Резкое движение головой вниз. Он надкусывает ворот рубашки и тут же замертво повисает на веревках. Баттал и Курмаш бросаются к нему. И только Ямалутдинов, отступив и вытирая со лба, с шеи пот, кажется, еще глубже вдавливается в стену.


К у р м а ш. Надо отдать ему должное. Этот фанатик победил в себе инстинкт самосохранения. Выбрал только легкую смерть.

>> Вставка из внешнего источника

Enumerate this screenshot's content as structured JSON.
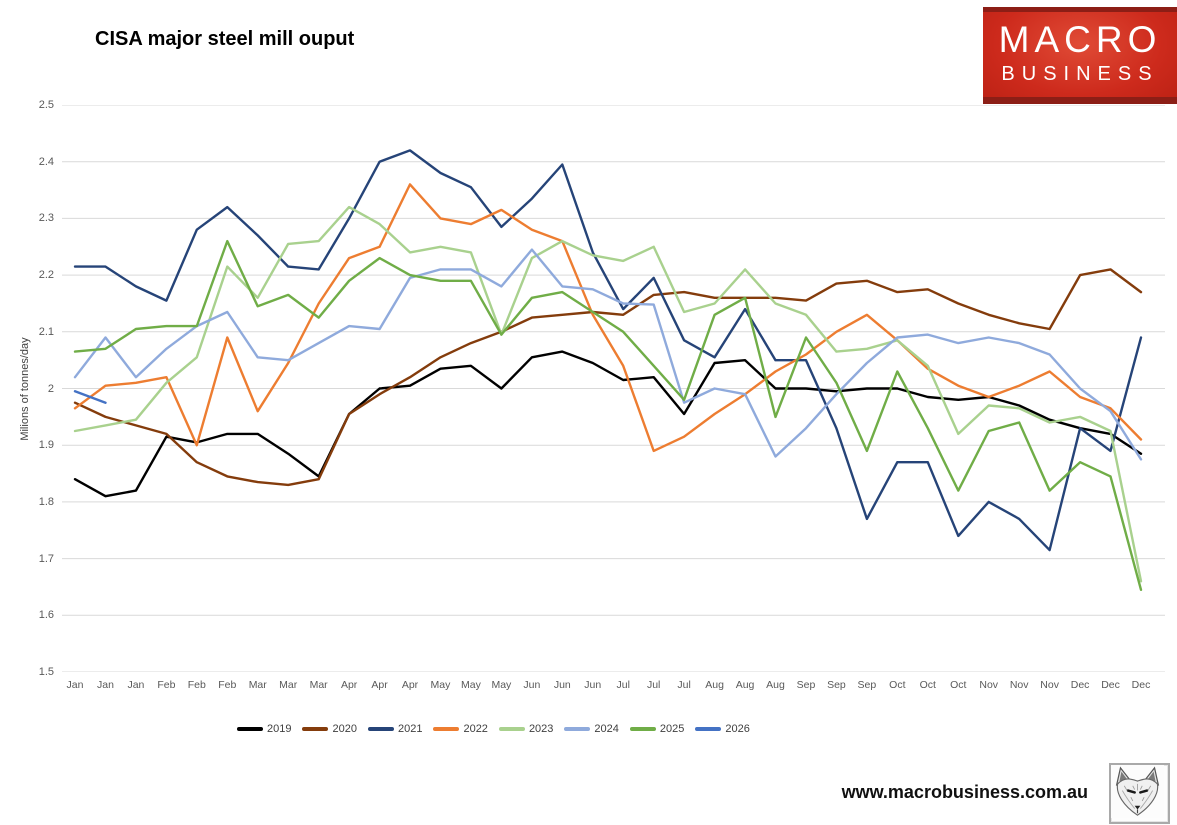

Б а т т а л. Цианистый калий.

К у р м а ш (увидев Ямалутдинова). Что?


Ямалутдинов — лицо посеревшее, глаза неподвижны — оседает по стене вниз, что-то неслышно бормочет, шевелит губами.


Что еще?

Я м а л у т д и н о в. Меня мутит. Голова кружится. Ничего, ничего.

К у р м а ш (резкий поворот головы). Над чем он так смеялся?